Reproducibility in Computational Science with Victoria Stodden (UIUC)
Event Recap
Reproducibility is Not a Crisis. Now What? Next Steps for Advancing Computational and Data-enabled Science
“There is no crisis, but also no time for complacency” said the chair of the National Academies of Sciences, Engineering, and Medicine (NASEM) committee on “Reproducibility and Replicability in Science” in May 2019 (https://vimeo.com/335923468). Questions regarding reproducibility have arisen regarding the transparency of computational methods and discovery, in part due to the leveraging of data and compute resources for scientific and engineering advancements, now pervasive in a staggeringly broad range of academic disciplines and activities. In this talk, I present the reproducibility definitions that emerged in our NASEM committee deliberations and discuss an abstract framework for conceptualizing and advancing data science as a discipline, called the Lifecycle of Data Science (forthcoming in CACM).
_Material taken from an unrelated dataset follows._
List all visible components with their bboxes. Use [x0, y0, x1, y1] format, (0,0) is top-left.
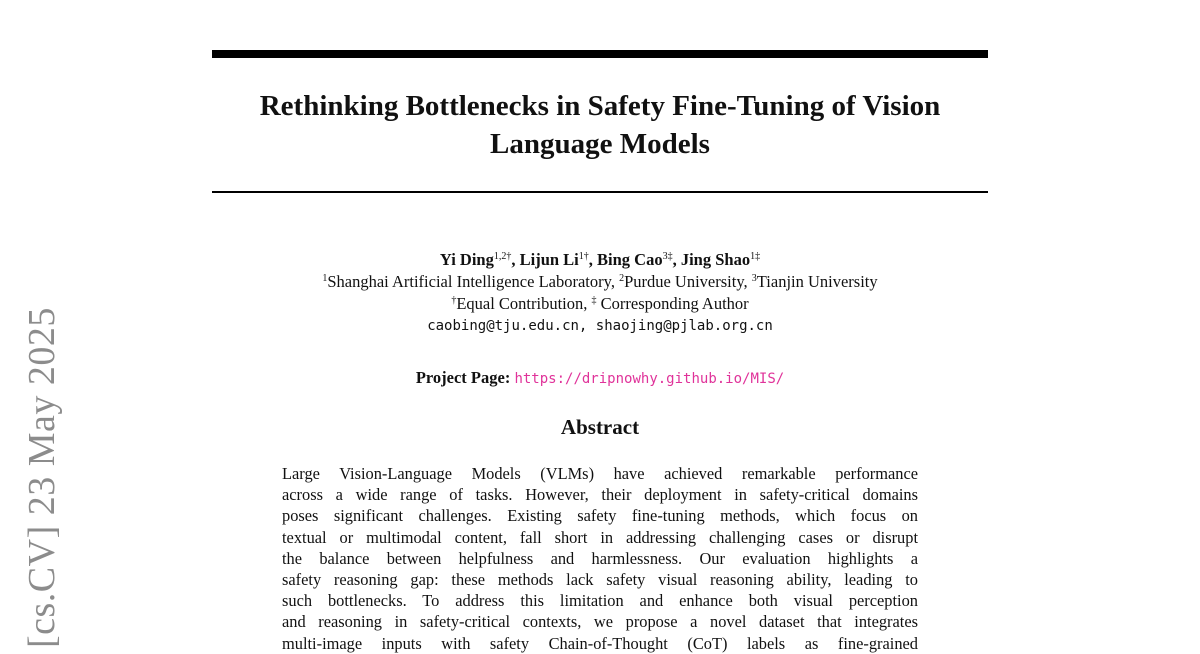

This framework integrates the disparate components of data-enabled discovery, from hardware provisioning to applications to dissemination standards for verification and re-use to ethics, and thereby brings into contextual focus salient issues such as computational reproducibility, standards and policy, and curricular development. I then present the “Knowledge Integrator,” an effort to conceptualize and enable the dissemination of reproducible research results based on the Lifecycle of Data Science and community engagement.